There has been a lot of talk about the new Xbox CEO, Asha Sharma, since it was announced that she would be taking over from Phil Spencer, and she has even made a handful of statements about her intent for the future of the Xbox platform—even if some of those have simply led gamers and commentators to the conclusion that she is there to usher Xbox into the night. However, in a recent interview with Windows Central, Sharma and the new Xbox CCO (Chief Content Officer), Matt Booty, have commented on the immediate future of Xbox and what Sharma previously referred to as the “return to Xbox.”
According to the two executives, the next steps revolve around the next-gen Xbox hardware platform, which is rumored to launch around 2028 as a PC-console hybrid, and Microsoft’s first-party development efforts. Sharma said “For me, the spirit of ‘Return to Xbox’ is about returning to the spirit that the team was founded on… It’s that spirit of surprise, it’s the spirit of building something nobody else is willing to try,” going on to explain that “I think that our core Xbox fans and players have invested up to 25 years of themselves in these universes and our console. I want to make sure everybody knows I’m committed to Xbox, starting with the console. We’re going to keep meeting players where they are—the world continues to evolve and change. We’re going to make sure Xbox is a great place for developers and players. We want to invest in reducing the artificial divide between different types of devices that they want to use with us. I think that’s going to mean a lot more investment in breaking down the barriers, in helping developers build once and show up across different hardware experience.”

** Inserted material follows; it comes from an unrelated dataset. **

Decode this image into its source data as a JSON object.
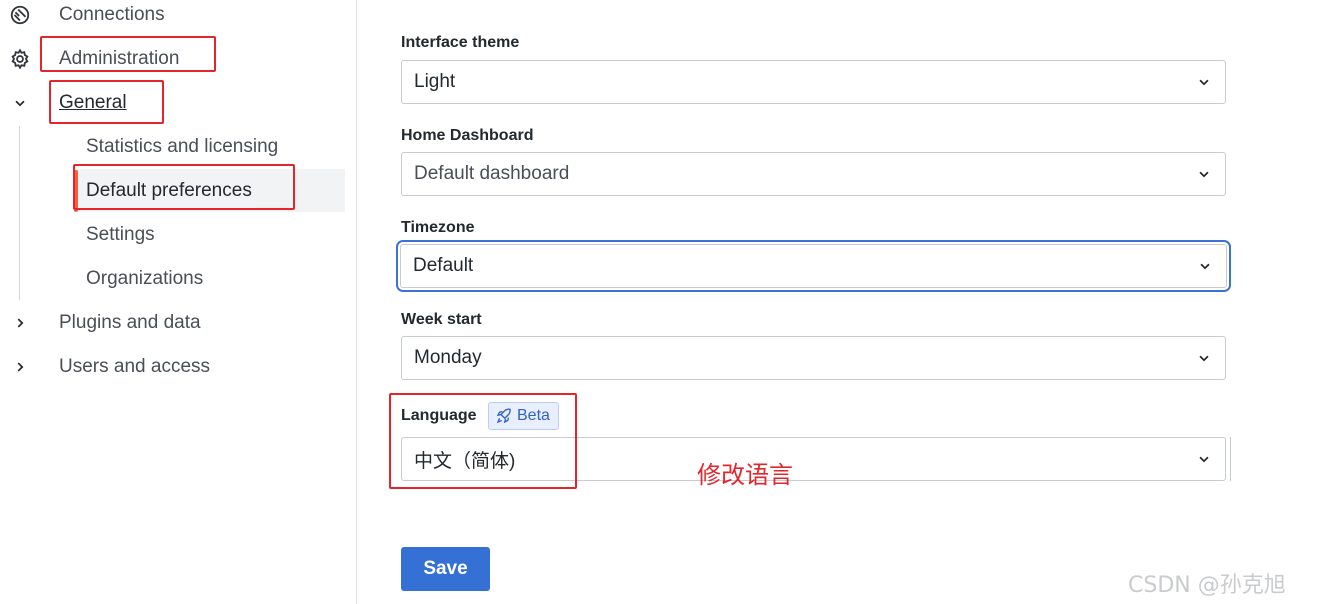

Right now, I need to learn, candidly. About the ‘why’ of these decisions, what we were optimizing for, and what the data says about the Xbox strategy today. That’s the honest answer. I’m looking at lifetime value, not just what happened in a previous moment, or in short term efficiencies and things like that. The plan’s the plan until it’s not the plan.”For his part, Matt Booty emphasized the current focus on in-house and first-party games, and the importance of its first-party games: “Our studio system is fully built around being first-party. We’re not built to just be a publisher… It is core to our partnership with the Microsoft platform, being involved in early hardware decisions—all the work we’ve done to get games like Gears of War running great on new devices like the Xbox Ally, and so on. It is embedded within our structure, we’re not backing away from that. We’re committed to being a first-party games publisher in partnership with our first-party platform team.” Addressing concerns about AI content in games, Sharma once again expressed interest in generative AI as a tool, but once again reiterated that there are lines she won’t cross when it comes to content: “I will not flood our ecosystem with slop. We won’t have careless output, we won’t have derivative work. I deeply believe in the words that I shared previously there.”